‘Health is a state of complete physical, mental and social wellbeing, and not merely the absence of disease or infirmity.’
- World Health Organisation
I work with an amazing student body – they have so many opportunities in their lives. They live in a fantastic city. They travel widely. They have a wealth of resources at their fingertips, and they have highly supportive families...
However the pressures facing children and young people today are immense, and very different to the time I started out as a young, newly qualified educator. These pressures are not exclusive to any one race, class or gender. They are a symptom of the modern world that we live in. The time to pay attention to the global wellbeing agenda for young people has arrived and at Dulwich College Puxi, education for wellbeing is part of our holistic offering. We recognise that being well is not simply providing a nurse, or running a P.E programme. Wellness sits as part of a widely connected, carefully considered aspect of everything we do.

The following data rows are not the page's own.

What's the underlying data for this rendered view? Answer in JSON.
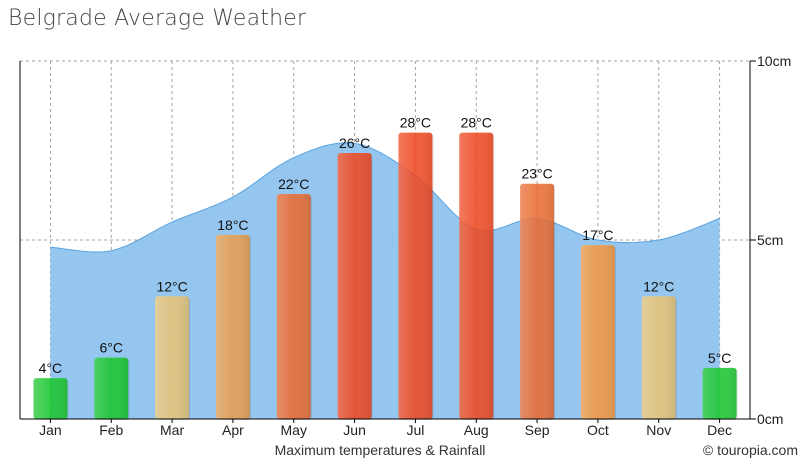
{
  "title": "Belgrade Average Weather",
  "caption": "Maximum temperatures & Rainfall",
  "credit": "touropia.com",
  "credit_icon": "copyright-icon",
  "colors": {
    "rain_area": "#8fc3ee",
    "rain_line": "#5aa4e0",
    "cold": "#1bc830",
    "mild": "#e8c67a",
    "warm": "#e9a052",
    "hot": "#ec6d33",
    "very_hot": "#f04a22",
    "grid": "#9a9a9a"
  },
  "chart_data": {
    "type": "bar",
    "title": "Belgrade Average Weather",
    "categories": [
      "Jan",
      "Feb",
      "Mar",
      "Apr",
      "May",
      "Jun",
      "Jul",
      "Aug",
      "Sep",
      "Oct",
      "Nov",
      "Dec"
    ],
    "series": [
      {
        "name": "Maximum temperatures",
        "unit": "°C",
        "values": [
          4,
          6,
          12,
          18,
          22,
          26,
          28,
          28,
          23,
          17,
          12,
          5
        ],
        "labels": [
          "4°C",
          "6°C",
          "12°C",
          "18°C",
          "22°C",
          "26°C",
          "28°C",
          "28°C",
          "23°C",
          "17°C",
          "12°C",
          "5°C"
        ],
        "colors": [
          "#1bc830",
          "#1bc830",
          "#e8c67a",
          "#e9a052",
          "#ec6d33",
          "#f04a22",
          "#f04a22",
          "#f04a22",
          "#ec6d33",
          "#f59b42",
          "#e8c67a",
          "#1bc830"
        ]
      },
      {
        "name": "Rainfall",
        "unit": "cm",
        "type": "area",
        "values": [
          4.8,
          4.7,
          5.5,
          6.2,
          7.3,
          7.7,
          6.8,
          5.3,
          5.6,
          5.0,
          5.0,
          5.6
        ]
      }
    ],
    "y2_axis": {
      "ticks": [
        "0cm",
        "5cm",
        "10cm"
      ],
      "tick_values": [
        0,
        5,
        10
      ],
      "ylim": [
        0,
        10
      ]
    },
    "temp_ylim": [
      0,
      35
    ],
    "grid": true,
    "legend": "none"
  }
}
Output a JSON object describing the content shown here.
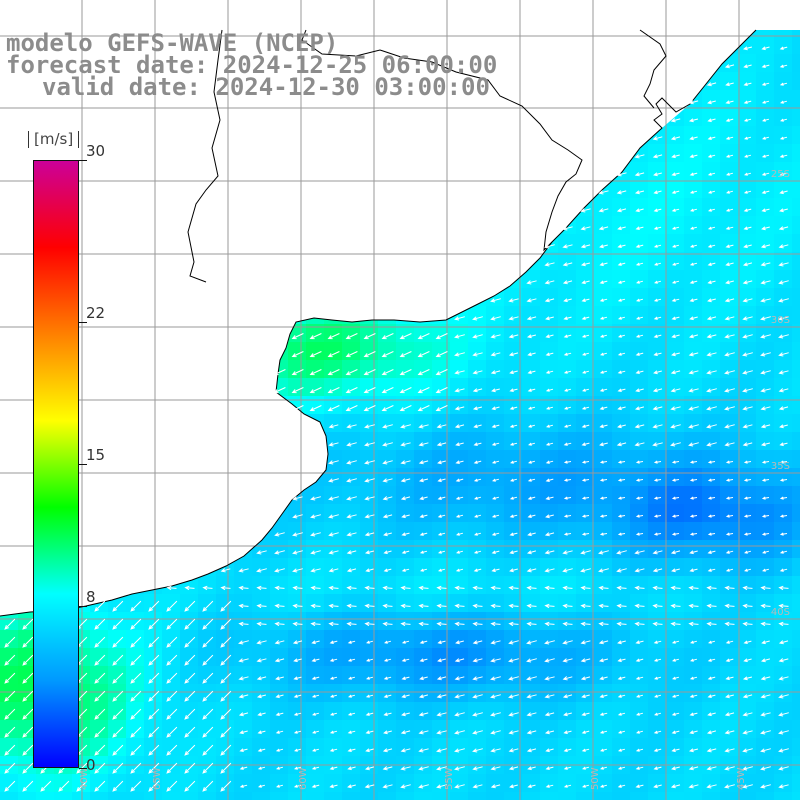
{
  "header": {
    "line1": "modelo GEFS-WAVE (NCEP)",
    "line2": "forecast date: 2024-12-25 06:00:00",
    "line3": "valid date: 2024-12-30 03:00:00"
  },
  "colorbar": {
    "units": "[m/s]",
    "min": 0,
    "max": 30,
    "ticks": [
      {
        "value": 30,
        "label": "30"
      },
      {
        "value": 22,
        "label": "22"
      },
      {
        "value": 15,
        "label": "15"
      },
      {
        "value": 8,
        "label": "8"
      },
      {
        "value": 0,
        "label": "0"
      }
    ],
    "colors": [
      "#0000ff",
      "#0099ff",
      "#00ffff",
      "#00ff00",
      "#ffff00",
      "#ff8000",
      "#ff0000",
      "#cc0099"
    ]
  },
  "map": {
    "variable": "wind speed and direction",
    "land_color": "#ffffff",
    "grid_color": "#9a9a9a",
    "coastline_color": "#000000",
    "lat_labels": [
      "25S",
      "30S",
      "35S",
      "40S"
    ],
    "lon_labels": [
      "65W",
      "60W",
      "55W",
      "50W",
      "45W",
      "40W"
    ]
  }
}
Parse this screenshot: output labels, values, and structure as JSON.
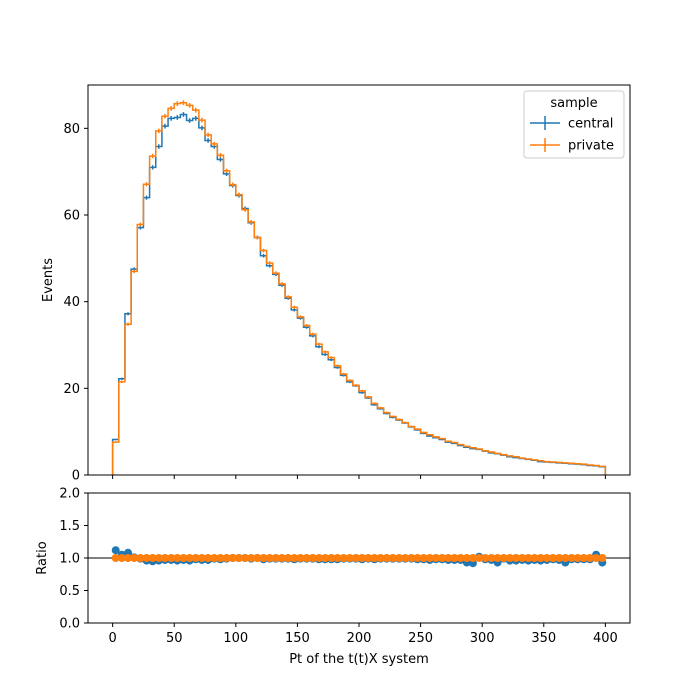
{
  "chart_data": [
    {
      "type": "line",
      "panel": "main",
      "title": "",
      "xlabel": "",
      "ylabel": "Events",
      "xlim": [
        -20,
        420
      ],
      "ylim": [
        0,
        90
      ],
      "yticks": [
        0,
        20,
        40,
        60,
        80
      ],
      "xticks": [
        0,
        50,
        100,
        150,
        200,
        250,
        300,
        350,
        400
      ],
      "grid": false,
      "style": "step histogram",
      "bin_edges_start": 0,
      "bin_width": 5,
      "legend": {
        "title": "sample",
        "placement": "top-right",
        "entries": [
          "central",
          "private"
        ]
      },
      "series": [
        {
          "name": "central",
          "color": "#1f77b4",
          "values": [
            8.2,
            22.2,
            37.2,
            47.5,
            57.1,
            64.0,
            71.0,
            75.8,
            80.5,
            82.3,
            82.5,
            83.2,
            81.8,
            82.3,
            80.1,
            77.2,
            75.8,
            72.8,
            69.5,
            66.8,
            64.5,
            61.5,
            58.2,
            54.8,
            50.6,
            48.3,
            46.3,
            43.8,
            40.8,
            38.1,
            36.2,
            34.1,
            32.1,
            29.6,
            27.8,
            26.6,
            24.8,
            23.0,
            21.5,
            20.6,
            19.0,
            17.8,
            16.2,
            15.3,
            14.2,
            13.3,
            12.7,
            12.0,
            11.1,
            10.4,
            9.6,
            9.0,
            8.6,
            8.2,
            7.6,
            7.3,
            6.8,
            6.4,
            6.1,
            5.9,
            5.5,
            5.1,
            4.9,
            4.6,
            4.2,
            4.0,
            3.8,
            3.6,
            3.4,
            3.1,
            3.0,
            2.9,
            2.8,
            2.7,
            2.6,
            2.5,
            2.4,
            2.2,
            2.1,
            1.9
          ]
        },
        {
          "name": "private",
          "color": "#ff7f0e",
          "values": [
            7.6,
            21.5,
            34.8,
            47.0,
            57.8,
            67.1,
            73.6,
            79.4,
            82.8,
            84.6,
            85.7,
            85.9,
            85.3,
            84.2,
            81.9,
            78.5,
            76.4,
            73.8,
            70.2,
            67.0,
            64.7,
            61.2,
            58.4,
            54.8,
            51.8,
            48.9,
            46.6,
            44.1,
            41.1,
            38.7,
            36.5,
            34.5,
            32.5,
            30.2,
            28.4,
            27.1,
            25.2,
            23.3,
            21.8,
            20.7,
            19.4,
            18.0,
            16.5,
            15.5,
            14.4,
            13.5,
            12.8,
            12.1,
            11.2,
            10.6,
            9.8,
            9.3,
            8.8,
            8.4,
            7.8,
            7.5,
            7.0,
            6.6,
            6.3,
            6.0,
            5.6,
            5.3,
            5.0,
            4.7,
            4.4,
            4.2,
            3.9,
            3.7,
            3.5,
            3.3,
            3.1,
            3.0,
            2.9,
            2.8,
            2.7,
            2.6,
            2.5,
            2.3,
            2.2,
            2.0
          ]
        }
      ]
    },
    {
      "type": "scatter",
      "panel": "ratio",
      "title": "",
      "xlabel": "Pt of the t(t)X system",
      "ylabel": "Ratio",
      "xlim": [
        -20,
        420
      ],
      "ylim": [
        0.0,
        2.0
      ],
      "yticks": [
        "0.0",
        "0.5",
        "1.0",
        "1.5",
        "2.0"
      ],
      "xticks": [
        "0",
        "50",
        "100",
        "150",
        "200",
        "250",
        "300",
        "350",
        "400"
      ],
      "reference_line": 1.0,
      "grid": false,
      "series": [
        {
          "color": "#1f77b4",
          "values": [
            1.12,
            1.05,
            1.08,
            1.01,
            0.99,
            0.96,
            0.95,
            0.96,
            0.97,
            0.97,
            0.96,
            0.97,
            0.96,
            0.98,
            0.97,
            0.97,
            0.99,
            0.98,
            0.99,
            1.0,
            1.0,
            1.0,
            0.99,
            1.0,
            0.98,
            0.99,
            0.99,
            0.99,
            0.99,
            0.98,
            0.99,
            0.99,
            0.99,
            0.98,
            0.98,
            0.98,
            0.98,
            0.99,
            0.99,
            0.99,
            0.98,
            0.99,
            0.98,
            0.99,
            0.99,
            0.99,
            0.99,
            0.99,
            0.99,
            0.98,
            0.98,
            0.97,
            0.98,
            0.98,
            0.97,
            0.97,
            0.97,
            0.93,
            0.92,
            1.02,
            0.98,
            0.97,
            0.93,
            0.99,
            0.96,
            0.96,
            0.97,
            0.96,
            0.97,
            0.96,
            0.97,
            0.98,
            0.97,
            0.93,
            0.98,
            0.98,
            0.98,
            0.98,
            1.05,
            0.93
          ]
        },
        {
          "color": "#ff7f0e",
          "values": [
            1.0,
            1.0,
            1.0,
            1.0,
            1.0,
            1.0,
            1.0,
            1.0,
            1.0,
            1.0,
            1.0,
            1.0,
            1.0,
            1.0,
            1.0,
            1.0,
            1.0,
            1.0,
            1.0,
            1.0,
            1.0,
            1.0,
            1.0,
            1.0,
            1.0,
            1.0,
            1.0,
            1.0,
            1.0,
            1.0,
            1.0,
            1.0,
            1.0,
            1.0,
            1.0,
            1.0,
            1.0,
            1.0,
            1.0,
            1.0,
            1.0,
            1.0,
            1.0,
            1.0,
            1.0,
            1.0,
            1.0,
            1.0,
            1.0,
            1.0,
            1.0,
            1.0,
            1.0,
            1.0,
            1.0,
            1.0,
            1.0,
            1.0,
            1.0,
            1.0,
            1.0,
            1.0,
            1.0,
            1.0,
            1.0,
            1.0,
            1.0,
            1.0,
            1.0,
            1.0,
            1.0,
            1.0,
            1.0,
            1.0,
            1.0,
            1.0,
            1.0,
            1.0,
            1.0,
            1.0
          ]
        }
      ]
    }
  ]
}
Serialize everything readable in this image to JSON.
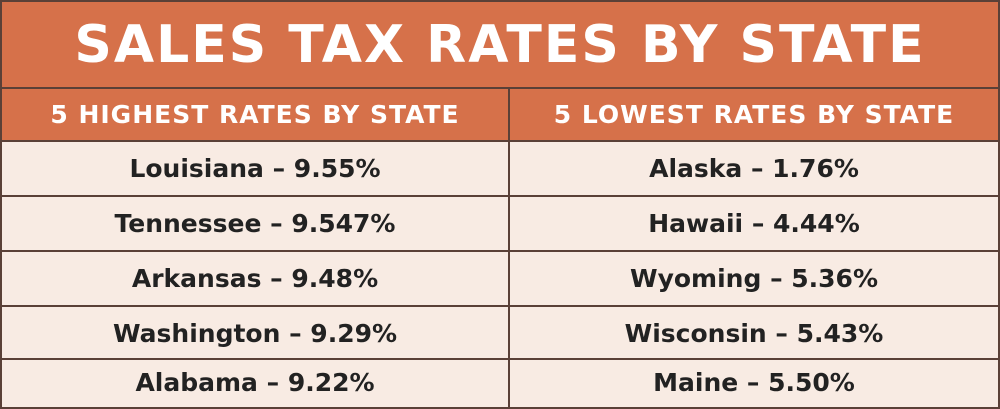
{
  "title": "SALES TAX RATES BY STATE",
  "columns": {
    "highest": {
      "header": "5 HIGHEST RATES BY STATE",
      "rows": [
        "Louisiana – 9.55%",
        "Tennessee – 9.547%",
        "Arkansas – 9.48%",
        "Washington – 9.29%",
        "Alabama – 9.22%"
      ]
    },
    "lowest": {
      "header": "5 LOWEST RATES BY STATE",
      "rows": [
        "Alaska – 1.76%",
        "Hawaii – 4.44%",
        "Wyoming – 5.36%",
        "Wisconsin – 5.43%",
        "Maine – 5.50%"
      ]
    }
  },
  "colors": {
    "header_bg": "#d6714a",
    "cell_bg": "#f8ebe3",
    "border": "#5a4037",
    "header_text": "#ffffff",
    "cell_text": "#222222"
  }
}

This week, we have raised the profile of wider wellness by launching the new school year with a wellbeing week, led by Lorna Jutton, a Shanghai mindfulness expert. The children explored the affects of stress on the body, how to recognise when we are under stress, and were introduced to a number of strategies to help them become resilient to challenges, while maintaining a healthy approach to life.
Lorna shared these 5 top tips:
1. Develop your own mindfulness practice. This could be 5 – 10 minutes meditation at home, in a quiet spot each day
2. Breathing exercises. Try using a Hobard sphere (available on Taobao) or use your hands to make a small ball in front of you. As you breathe in, widen your hands and make the ball bigger, as you breathe out, make it smaller. Play around taking deep breaths and making the ball bigger, and slowly releasing. Notice how you feel as you breathe out.
3. Mindful games. Blowing bubbles is a simple, yet effective way to teach children about the breath, and to develop self-regulation. Start off with some bubble blowing practice. Invite the children to take a deep breath in, and slowly breathe out to create many big and beautiful bubbles. When they are settled, challenge the children to see if they can watch the bubbles until they have all disappeared
4. Mindful craft. Hands on craft activities help children to settle their emotions and develop focus.
5. Mindful eating. Food is always an excellent way to get children’s attention. Break down a mindful eating activity by choosing two or three small pieces of different foods. Before you hand out the first piece of food, ask the children how they’re feeling. Are you hungry? Is your tummy rumbling? What’s happening in your mouth? Are you excited?
We have thoroughly enjoyed exploring these techniques this week, and hope that your children find them useful. As well as supporting our student wellbeing, we also advocate for good wellbeing for families. There are a number of opportunities throughout the year at our parent workshops, to engage in ways to improve the wellbeing in your household. We hope to see you there.